Это отсутствие сопротивления бесило графа куда сильней, чем упрямое несогласие. И он прилагал все силы, чтобы побольней уколоть сына. Это была его обычная тактика. Однако тщетно он расточал язвительные замечания и злобные намеки. Вскоре он до того разгневался на Альбера, что после какого-то лаконичного ответа совершенно вышел из себя.
– Да черт побери! – вскричал он. – Сын моего управляющего и тот рассуждал бы не так, как вы. Чья кровь течет в ваших жилах? Я нахожу, что вы ведете себя как плебей, а не виконт де Коммарен!
Бывают состояния души, когда любой разговор оказывается бесконечно тягостным. Уже почти целый час, выслушивая отца и отвечая ему, Альбер испытывал невыносимые муки. Наконец терпение, которым он вооружился, лопнуло.
– Ну что ж, – ответил он, – если я плебей, то, вероятно, тому есть основательные причины.
Взгляд, которым виконт сопроводил эти слова, был настолько красноречив и недвусмыслен, что граф даже вздрогнул. У него совершенно пропала охота продолжать спор, и он нерешительно поинтересовался:
– Что вы хотите этим сказать, виконт?
Альбер уже успел пожалеть, что не удержался. Но отступать было поздно.

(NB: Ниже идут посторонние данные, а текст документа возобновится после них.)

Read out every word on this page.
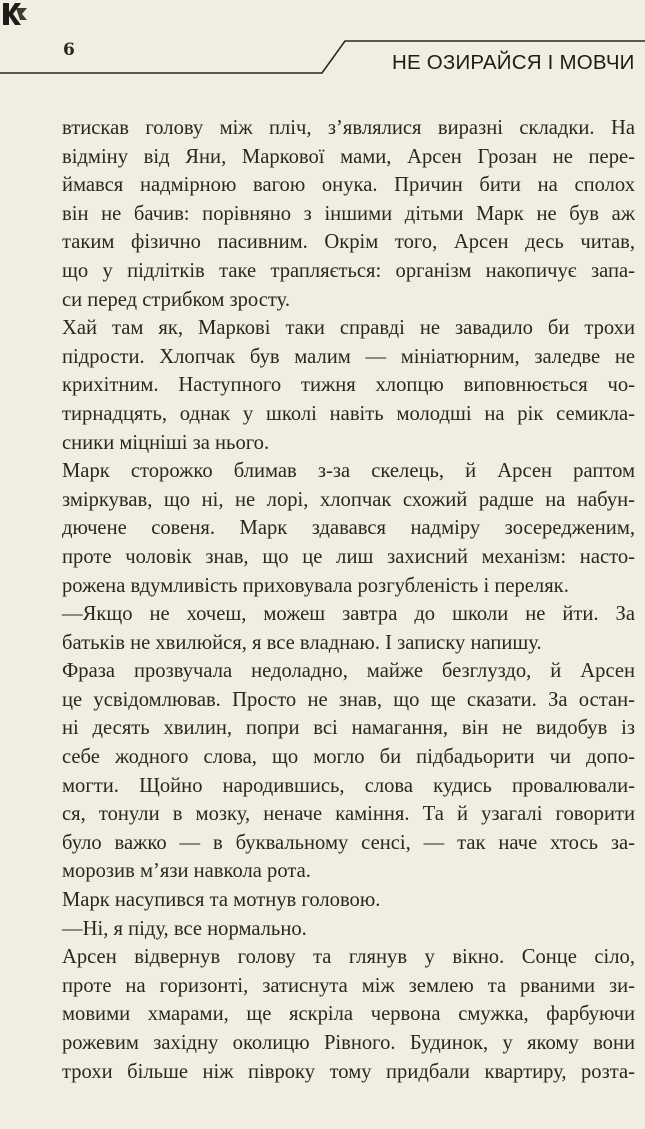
6
НЕ ОЗИРАЙСЯ І МОВЧИ
втискав голову між пліч, з’являлися виразні складки. На
відміну від Яни, Маркової мами, Арсен Грозан не пере-
ймався надмірною вагою онука. Причин бити на сполох
він не бачив: порівняно з іншими дітьми Марк не був аж
таким фізично пасивним. Окрім того, Арсен десь читав,
що у підлітків таке трапляється: організм накопичує запа-
си перед стрибком зросту.
Хай там як, Маркові таки справді не завадило би трохи
підрости. Хлопчак був малим — мініатюрним, заледве не
крихітним. Наступного тижня хлопцю виповнюється чо-
тирнадцять, однак у школі навіть молодші на рік семикла-
сники міцніші за нього.
Марк сторожко блимав з-за скелець, й Арсен раптом
зміркував, що ні, не лорі, хлопчак схожий радше на набун-
дючене совеня. Марк здавався надміру зосередженим,
проте чоловік знав, що це лиш захисний механізм: насто-
рожена вдумливість приховувала розгубленість і переляк.
—Якщо не хочеш, можеш завтра до школи не йти. За
батьків не хвилюйся, я все владнаю. І записку напишу.
Фраза прозвучала недоладно, майже безглуздо, й Арсен
це усвідомлював. Просто не знав, що ще сказати. За остан-
ні десять хвилин, попри всі намагання, він не видобув із
себе жодного слова, що могло би підбадьорити чи допо-
могти. Щойно народившись, слова кудись провалювали-
ся, тонули в мозку, неначе каміння. Та й узагалі говорити
було важко — в буквальному сенсі, — так наче хтось за-
морозив м’язи навкола рота.
Марк насупився та мотнув головою.
—Ні, я піду, все нормально.
Арсен відвернув голову та глянув у вікно. Сонце сіло,
проте на горизонті, затиснута між землею та рваними зи-
мовими хмарами, ще яскріла червона смужка, фарбуючи
рожевим західну околицю Рівного. Будинок, у якому вони
трохи більше ніж півроку тому придбали квартиру, розта-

– Мне нужно поговорить с вами, – произнес он с некоторым смущением, – о весьма серьезных вещах. На карту поставлена моя и ваша честь, честь нашего рода. Я хотел объясниться с вами и думал отложить это до завтра, не желая волновать вас в день приезда. Но если вы настаиваете…
Граф слушал сына с плохо скрываемым беспокойством.

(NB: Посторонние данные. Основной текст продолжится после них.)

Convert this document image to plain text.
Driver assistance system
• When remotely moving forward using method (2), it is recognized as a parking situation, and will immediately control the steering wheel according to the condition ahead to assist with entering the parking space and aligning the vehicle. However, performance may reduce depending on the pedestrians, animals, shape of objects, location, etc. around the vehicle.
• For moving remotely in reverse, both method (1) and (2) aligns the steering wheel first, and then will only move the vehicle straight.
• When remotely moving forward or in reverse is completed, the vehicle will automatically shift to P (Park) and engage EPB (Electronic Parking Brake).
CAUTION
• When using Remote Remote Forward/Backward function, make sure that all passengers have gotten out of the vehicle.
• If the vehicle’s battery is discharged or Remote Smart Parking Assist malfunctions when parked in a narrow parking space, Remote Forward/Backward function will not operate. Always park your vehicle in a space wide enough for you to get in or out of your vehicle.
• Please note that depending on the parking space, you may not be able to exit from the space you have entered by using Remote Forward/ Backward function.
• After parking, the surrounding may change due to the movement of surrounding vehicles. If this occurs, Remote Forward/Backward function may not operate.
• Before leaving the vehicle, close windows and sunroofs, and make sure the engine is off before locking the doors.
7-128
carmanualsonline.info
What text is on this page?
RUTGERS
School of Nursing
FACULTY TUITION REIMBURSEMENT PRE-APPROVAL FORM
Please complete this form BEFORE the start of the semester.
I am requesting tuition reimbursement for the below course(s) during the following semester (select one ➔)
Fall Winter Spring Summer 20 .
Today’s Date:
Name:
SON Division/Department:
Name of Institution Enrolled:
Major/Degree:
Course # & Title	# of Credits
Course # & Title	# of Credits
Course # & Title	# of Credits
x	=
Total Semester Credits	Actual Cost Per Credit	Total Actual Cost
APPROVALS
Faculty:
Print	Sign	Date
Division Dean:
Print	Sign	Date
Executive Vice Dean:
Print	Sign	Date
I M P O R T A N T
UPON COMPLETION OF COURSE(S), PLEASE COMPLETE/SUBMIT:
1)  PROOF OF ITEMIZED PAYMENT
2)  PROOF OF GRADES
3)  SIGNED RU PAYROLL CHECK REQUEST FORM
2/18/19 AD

– Можете мне поверить, – продолжал Альбер, с трудом подыскивая слова, – я никогда, что бы вы ни сделали, не позволю себе обвинять вас. Ваша неизменная доброта ко мне…

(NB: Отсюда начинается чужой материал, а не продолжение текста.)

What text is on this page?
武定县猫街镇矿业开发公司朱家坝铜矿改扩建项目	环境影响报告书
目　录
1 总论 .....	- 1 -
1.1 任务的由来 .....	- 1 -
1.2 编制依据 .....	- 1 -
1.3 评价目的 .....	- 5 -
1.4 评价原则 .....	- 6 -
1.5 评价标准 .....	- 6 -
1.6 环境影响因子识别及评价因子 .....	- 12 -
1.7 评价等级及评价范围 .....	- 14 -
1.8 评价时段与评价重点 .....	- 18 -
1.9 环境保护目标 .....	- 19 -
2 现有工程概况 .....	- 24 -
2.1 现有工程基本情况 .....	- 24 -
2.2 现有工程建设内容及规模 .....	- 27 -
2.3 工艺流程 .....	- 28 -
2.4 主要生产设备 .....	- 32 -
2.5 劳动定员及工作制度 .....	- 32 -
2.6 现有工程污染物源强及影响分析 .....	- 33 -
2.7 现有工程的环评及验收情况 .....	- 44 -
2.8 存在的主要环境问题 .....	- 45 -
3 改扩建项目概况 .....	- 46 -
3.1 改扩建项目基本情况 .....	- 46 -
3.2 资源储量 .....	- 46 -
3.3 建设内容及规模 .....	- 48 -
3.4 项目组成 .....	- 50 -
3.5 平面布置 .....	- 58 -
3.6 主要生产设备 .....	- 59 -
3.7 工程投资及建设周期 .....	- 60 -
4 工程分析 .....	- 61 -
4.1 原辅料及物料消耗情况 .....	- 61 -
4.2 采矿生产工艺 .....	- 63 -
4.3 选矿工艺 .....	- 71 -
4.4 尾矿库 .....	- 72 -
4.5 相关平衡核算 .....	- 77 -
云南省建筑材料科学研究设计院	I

Этого г-н де Коммарен вынести не смог.
– Обойдемся без предисловий, – прервал он сына. – Хватит слов, говорите о фактах.
Альбер молчал несколько секунд. Он думал, как и с чего начать. Наконец он произнес:
– Покуда вас не было, я ознакомился со всей перепиской между вами и госпожой Валери Жерди. Да, со всей, – повторил он, делая упор на этом слове, и без того весьма многозначительном.
Граф не дал Альберу продолжать. Словно ужаленный ядовитой змеей, он так резко вскочил, что стул его отлетел на несколько шагов.
– Ни слова больше! – грозно крикнул он. – Ни звука! Я запрещаю вам!
Но, очевидно, граф устыдился первой своей реакции, потому что тут же обрел обычное хладнокровие. С неестественно спокойным видом он поднял стул и уселся за стол.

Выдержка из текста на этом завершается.